It's interesting the things that happen while being on vacation after 6 hard months of college and work on the side. My muses have run out on me, I ran out on my contacts on Facebook (yes, I am a tool) and have just needed to be alone. I don't want to deal with my friends, my "friends" and their usual questions of "what's up?" or how their new job is going.
It's enough that the editing on my poetry has been unproductive, I have once again entered the dangerous phase of thinking too much. About life, my work, who I am, what I project to other people and how I view the world. Realizing that I amend or completely alter my behavior to be accepted in public, only to later regret my actions because it's not really who I am. I like my solitude and my privacy, but I also like to listen without feeling pressured to partake. People sometimes have that effect, and I imagine one feels the need to escape.
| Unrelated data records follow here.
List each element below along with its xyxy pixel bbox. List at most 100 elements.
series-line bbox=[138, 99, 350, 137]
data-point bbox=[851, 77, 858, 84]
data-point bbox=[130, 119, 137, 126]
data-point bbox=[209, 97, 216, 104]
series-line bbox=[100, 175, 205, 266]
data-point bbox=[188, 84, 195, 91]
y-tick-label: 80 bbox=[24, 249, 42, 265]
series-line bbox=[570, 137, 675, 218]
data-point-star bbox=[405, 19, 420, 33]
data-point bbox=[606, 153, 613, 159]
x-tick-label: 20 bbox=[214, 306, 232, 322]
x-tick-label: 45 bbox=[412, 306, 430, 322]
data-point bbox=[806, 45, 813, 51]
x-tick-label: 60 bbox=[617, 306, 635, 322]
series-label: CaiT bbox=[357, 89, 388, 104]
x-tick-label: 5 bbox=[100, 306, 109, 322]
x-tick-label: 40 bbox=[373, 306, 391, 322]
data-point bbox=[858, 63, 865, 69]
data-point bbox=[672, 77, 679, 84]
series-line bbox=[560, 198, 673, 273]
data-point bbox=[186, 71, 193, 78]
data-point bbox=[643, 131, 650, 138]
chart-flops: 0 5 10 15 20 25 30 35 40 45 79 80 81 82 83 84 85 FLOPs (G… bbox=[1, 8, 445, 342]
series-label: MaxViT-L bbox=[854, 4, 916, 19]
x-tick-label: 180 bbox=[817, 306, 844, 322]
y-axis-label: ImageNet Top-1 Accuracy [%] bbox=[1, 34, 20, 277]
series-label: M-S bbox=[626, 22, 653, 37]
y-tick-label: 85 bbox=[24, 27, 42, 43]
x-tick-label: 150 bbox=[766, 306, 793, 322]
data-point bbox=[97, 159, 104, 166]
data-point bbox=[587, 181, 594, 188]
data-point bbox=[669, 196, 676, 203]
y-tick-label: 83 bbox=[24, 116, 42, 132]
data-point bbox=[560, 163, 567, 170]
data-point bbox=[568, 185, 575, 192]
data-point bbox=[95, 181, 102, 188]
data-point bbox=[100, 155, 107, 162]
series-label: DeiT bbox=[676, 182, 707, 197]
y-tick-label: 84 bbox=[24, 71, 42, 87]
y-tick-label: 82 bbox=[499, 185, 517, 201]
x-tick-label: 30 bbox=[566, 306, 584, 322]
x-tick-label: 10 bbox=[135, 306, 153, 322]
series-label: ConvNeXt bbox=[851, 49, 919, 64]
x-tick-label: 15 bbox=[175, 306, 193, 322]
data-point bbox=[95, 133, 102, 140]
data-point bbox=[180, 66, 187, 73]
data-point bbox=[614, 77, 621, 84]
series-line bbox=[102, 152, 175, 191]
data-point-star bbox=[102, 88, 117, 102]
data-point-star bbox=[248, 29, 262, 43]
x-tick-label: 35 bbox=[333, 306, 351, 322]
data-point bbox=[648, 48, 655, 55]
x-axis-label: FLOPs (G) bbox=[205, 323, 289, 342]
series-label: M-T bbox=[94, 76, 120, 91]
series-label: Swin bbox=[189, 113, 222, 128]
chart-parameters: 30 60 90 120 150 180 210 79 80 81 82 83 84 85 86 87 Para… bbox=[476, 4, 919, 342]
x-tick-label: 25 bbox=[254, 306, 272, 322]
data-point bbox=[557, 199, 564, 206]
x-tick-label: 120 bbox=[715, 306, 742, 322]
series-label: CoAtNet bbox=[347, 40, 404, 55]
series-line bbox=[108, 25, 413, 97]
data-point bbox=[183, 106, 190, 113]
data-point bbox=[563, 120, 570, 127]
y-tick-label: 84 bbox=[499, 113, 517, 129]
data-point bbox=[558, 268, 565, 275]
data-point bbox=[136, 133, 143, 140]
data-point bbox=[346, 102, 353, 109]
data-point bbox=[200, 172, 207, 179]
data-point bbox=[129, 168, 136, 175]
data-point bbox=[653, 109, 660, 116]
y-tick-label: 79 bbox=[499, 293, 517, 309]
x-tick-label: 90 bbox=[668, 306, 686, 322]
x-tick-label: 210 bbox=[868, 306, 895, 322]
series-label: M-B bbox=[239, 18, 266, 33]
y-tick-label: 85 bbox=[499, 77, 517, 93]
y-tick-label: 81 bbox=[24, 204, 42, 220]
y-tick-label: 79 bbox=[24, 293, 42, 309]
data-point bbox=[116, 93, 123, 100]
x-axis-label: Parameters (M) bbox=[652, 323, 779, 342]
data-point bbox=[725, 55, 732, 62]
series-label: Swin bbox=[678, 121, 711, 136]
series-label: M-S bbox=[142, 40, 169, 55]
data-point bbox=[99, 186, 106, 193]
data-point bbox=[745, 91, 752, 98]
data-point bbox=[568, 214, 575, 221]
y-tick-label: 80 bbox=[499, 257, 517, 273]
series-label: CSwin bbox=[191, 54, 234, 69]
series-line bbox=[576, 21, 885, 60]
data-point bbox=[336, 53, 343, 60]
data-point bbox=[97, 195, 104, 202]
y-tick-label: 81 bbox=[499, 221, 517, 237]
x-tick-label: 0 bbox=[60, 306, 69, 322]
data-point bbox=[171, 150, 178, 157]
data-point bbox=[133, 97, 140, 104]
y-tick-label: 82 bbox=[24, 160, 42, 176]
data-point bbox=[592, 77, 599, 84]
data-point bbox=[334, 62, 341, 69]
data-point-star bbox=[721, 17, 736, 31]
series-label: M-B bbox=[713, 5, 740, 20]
Personally, I've opted for isolation. Just me, my computer, iTunes, Photoshop and a message board where no one knows me personally and I can analyze my favorite anime character to my heart's content. I think it's putting distance from myself and people that I know which is what I need and am currently doing. Or maybe I'm just crazy. (Aside from repeating myself.)
But anyways, when your own thoughts become overwhelming, where do you go? What do you do when it feels that no one thinks the way you do? When you want to discuss life, art or nature, but those around you think it's too much or trivial? Is it being egocentric and prideful, or is it just a case of one person (in this case, me) thinking too much and needing to get a grip?